A friend of mine runs a business with a few dozen employees who spend much of their time on the road, away from their families, working long hours at manual labor and then unwinding in miscellaneous motels at night. The law requires that he drug test any employee with a commercial driver’s license. My friend’s greatest concern is alcohol, a drug that is far more problematic than marijuana when it comes to impaired driving, anti-social behavior, dependence and next-day impairment. But his employees know that smoking a joint Monday night is more risky to their job security than getting drunk Monday, Tuesday and Wednesday if a drug test is awaiting when they get home Friday. Dumb law, says my friend.
There are other problems, too:
- The “false” positives that result from poppy-seed bagels, edible hemp products and all sorts of over-the-counter medications;
- The expensive farce of offering “drug treatment” to responsible marijuana users whose only problem is an invasive employer; ·
- The job applicants and opportunities foregone because many worthy people simply refuse to take jobs that require drug testing; ·
- The embarrassment of urinating under the watchful eye of a stranger; ·
- The diminution of trust implicit in any drug-testing relationship between employer and employee; ·
- And the waste of hundreds of millions of dollars on ineffective testing programs—and much more.
When Will We Say, “Enough”
But the greatest problem is the proverbial slippery slope of drug testing.

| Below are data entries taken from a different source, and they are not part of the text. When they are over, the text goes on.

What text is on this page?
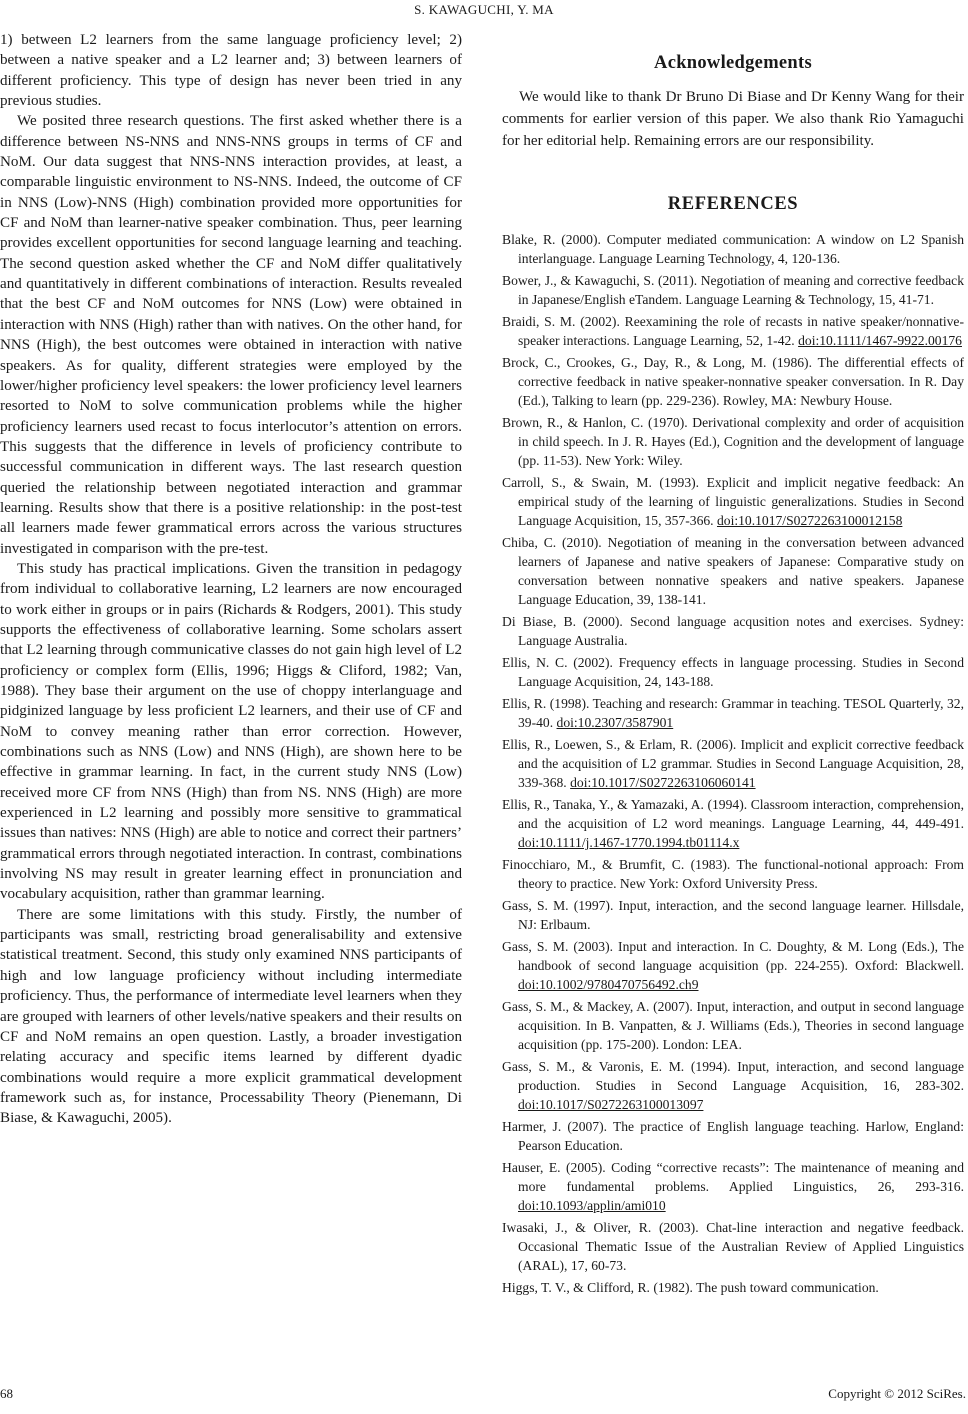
S. KAWAGUCHI, Y. MA

1) between L2 learners from the same language proficiency level; 2) between a native speaker and a L2 learner and; 3) between learners of different proficiency. This type of design has never been tried in any previous studies.

We posited three research questions. The first asked whether there is a difference between NS-NNS and NNS-NNS groups in terms of CF and NoM. Our data suggest that NNS-NNS interaction provides, at least, a comparable linguistic environment to NS-NNS. Indeed, the outcome of CF in NNS (Low)-NNS (High) combination provided more opportunities for CF and NoM than learner-native speaker combination. Thus, peer learning provides excellent opportunities for second language learning and teaching. The second question asked whether the CF and NoM differ qualitatively and quantitatively in different combinations of interaction. Results revealed that the best CF and NoM outcomes for NNS (Low) were obtained in interaction with NNS (High) rather than with natives. On the other hand, for NNS (High), the best outcomes were obtained in interaction with native speakers. As for quality, different strategies were employed by the lower/higher proficiency level speakers: the lower proficiency level learners resorted to NoM to solve communication problems while the higher proficiency learners used recast to focus interlocutor’s attention on errors. This suggests that the difference in levels of proficiency contribute to successful communication in different ways. The last research question queried the relationship between negotiated interaction and grammar learning. Results show that there is a positive relationship: in the post-test all learners made fewer grammatical errors across the various structures investigated in comparison with the pre-test.

This study has practical implications. Given the transition in pedagogy from individual to collaborative learning, L2 learners are now encouraged to work either in groups or in pairs (Richards & Rodgers, 2001). This study supports the effectiveness of collaborative learning. Some scholars assert that L2 learning through communicative classes do not gain high level of L2 proficiency or complex form (Ellis, 1996; Higgs & Cliford, 1982; Van, 1988). They base their argument on the use of choppy interlanguage and pidginized language by less proficient L2 learners, and their use of CF and NoM to convey meaning rather than error correction. However, combinations such as NNS (Low) and NNS (High), are shown here to be effective in grammar learning. In fact, in the current study NNS (Low) received more CF from NNS (High) than from NS. NNS (High) are more experienced in L2 learning and possibly more sensitive to grammatical issues than natives: NNS (High) are able to notice and correct their partners’ grammatical errors through negotiated interaction. In contrast, combinations involving NS may result in greater learning effect in pronunciation and vocabulary acquisition, rather than grammar learning.

There are some limitations with this study. Firstly, the number of participants was small, restricting broad generalisability and extensive statistical treatment. Second, this study only examined NNS participants of high and low language proficiency without including intermediate proficiency. Thus, the performance of intermediate level learners when they are grouped with learners of other levels/native speakers and their results on CF and NoM remains an open question. Lastly, a broader investigation relating accuracy and specific items learned by different dyadic combinations would require a more explicit grammatical development framework such as, for instance, Processability Theory (Pienemann, Di Biase, & Kawaguchi, 2005).

Acknowledgements

We would like to thank Dr Bruno Di Biase and Dr Kenny Wang for their comments for earlier version of this paper. We also thank Rio Yamaguchi for her editorial help. Remaining errors are our responsibility.

REFERENCES
Blake, R. (2000). Computer mediated communication: A window on L2 Spanish interlanguage. Language Learning Technology, 4, 120-136.
Bower, J., & Kawaguchi, S. (2011). Negotiation of meaning and corrective feedback in Japanese/English eTandem. Language Learning & Technology, 15, 41-71.
Braidi, S. M. (2002). Reexamining the role of recasts in native speaker/nonnative-speaker interactions. Language Learning, 52, 1-42. doi:10.1111/1467-9922.00176
Brock, C., Crookes, G., Day, R., & Long, M. (1986). The differential effects of corrective feedback in native speaker-nonnative speaker conversation. In R. Day (Ed.), Talking to learn (pp. 229-236). Rowley, MA: Newbury House.
Brown, R., & Hanlon, C. (1970). Derivational complexity and order of acquisition in child speech. In J. R. Hayes (Ed.), Cognition and the development of language (pp. 11-53). New York: Wiley.
Carroll, S., & Swain, M. (1993). Explicit and implicit negative feedback: An empirical study of the learning of linguistic generalizations. Studies in Second Language Acquisition, 15, 357-366. doi:10.1017/S0272263100012158
Chiba, C. (2010). Negotiation of meaning in the conversation between advanced learners of Japanese and native speakers of Japanese: Comparative study on conversation between nonnative speakers and native speakers. Japanese Language Education, 39, 138-141.
Di Biase, B. (2000). Second language acqusition notes and exercises. Sydney: Language Australia.
Ellis, N. C. (2002). Frequency effects in language processing. Studies in Second Language Acquisition, 24, 143-188.
Ellis, R. (1998). Teaching and research: Grammar in teaching. TESOL Quarterly, 32, 39-40. doi:10.2307/3587901
Ellis, R., Loewen, S., & Erlam, R. (2006). Implicit and explicit corrective feedback and the acquisition of L2 grammar. Studies in Second Language Acquisition, 28, 339-368. doi:10.1017/S0272263106060141
Ellis, R., Tanaka, Y., & Yamazaki, A. (1994). Classroom interaction, comprehension, and the acquisition of L2 word meanings. Language Learning, 44, 449-491. doi:10.1111/j.1467-1770.1994.tb01114.x
Finocchiaro, M., & Brumfit, C. (1983). The functional-notional approach: From theory to practice. New York: Oxford University Press.
Gass, S. M. (1997). Input, interaction, and the second language learner. Hillsdale, NJ: Erlbaum.
Gass, S. M. (2003). Input and interaction. In C. Doughty, & M. Long (Eds.), The handbook of second language acquisition (pp. 224-255). Oxford: Blackwell. doi:10.1002/9780470756492.ch9
Gass, S. M., & Mackey, A. (2007). Input, interaction, and output in second language acquisition. In B. Vanpatten, & J. Williams (Eds.), Theories in second language acquisition (pp. 175-200). London: LEA.
Gass, S. M., & Varonis, E. M. (1994). Input, interaction, and second language production. Studies in Second Language Acquisition, 16, 283-302. doi:10.1017/S0272263100013097
Harmer, J. (2007). The practice of English language teaching. Harlow, England: Pearson Education.
Hauser, E. (2005). Coding “corrective recasts”: The maintenance of meaning and more fundamental problems. Applied Linguistics, 26, 293-316. doi:10.1093/applin/ami010
Iwasaki, J., & Oliver, R. (2003). Chat-line interaction and negative feedback. Occasional Thematic Issue of the Australian Review of Applied Linguistics (ARAL), 17, 60-73.
Higgs, T. V., & Clifford, R. (1982). The push toward communication.
68	Copyright © 2012 SciRes.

We started with military personnel and airline pilots. Now we are testing millions of civilians who work at desk jobs, and the testing industry has its sights on our children. It is the same old logic, driven by shameless profiteering.
I just wonder when and where people will finally say enough. When drug testing starts to include nicotine products? Or undesirable food products? How about when company urinals and toilets are automated to more efficiently test the bodily waste products of their employees? Or when employees who test positive are required to wear a patch or take a pill designed to make them sick the next time they consume a prohibited substance?
When and where will we draw the line?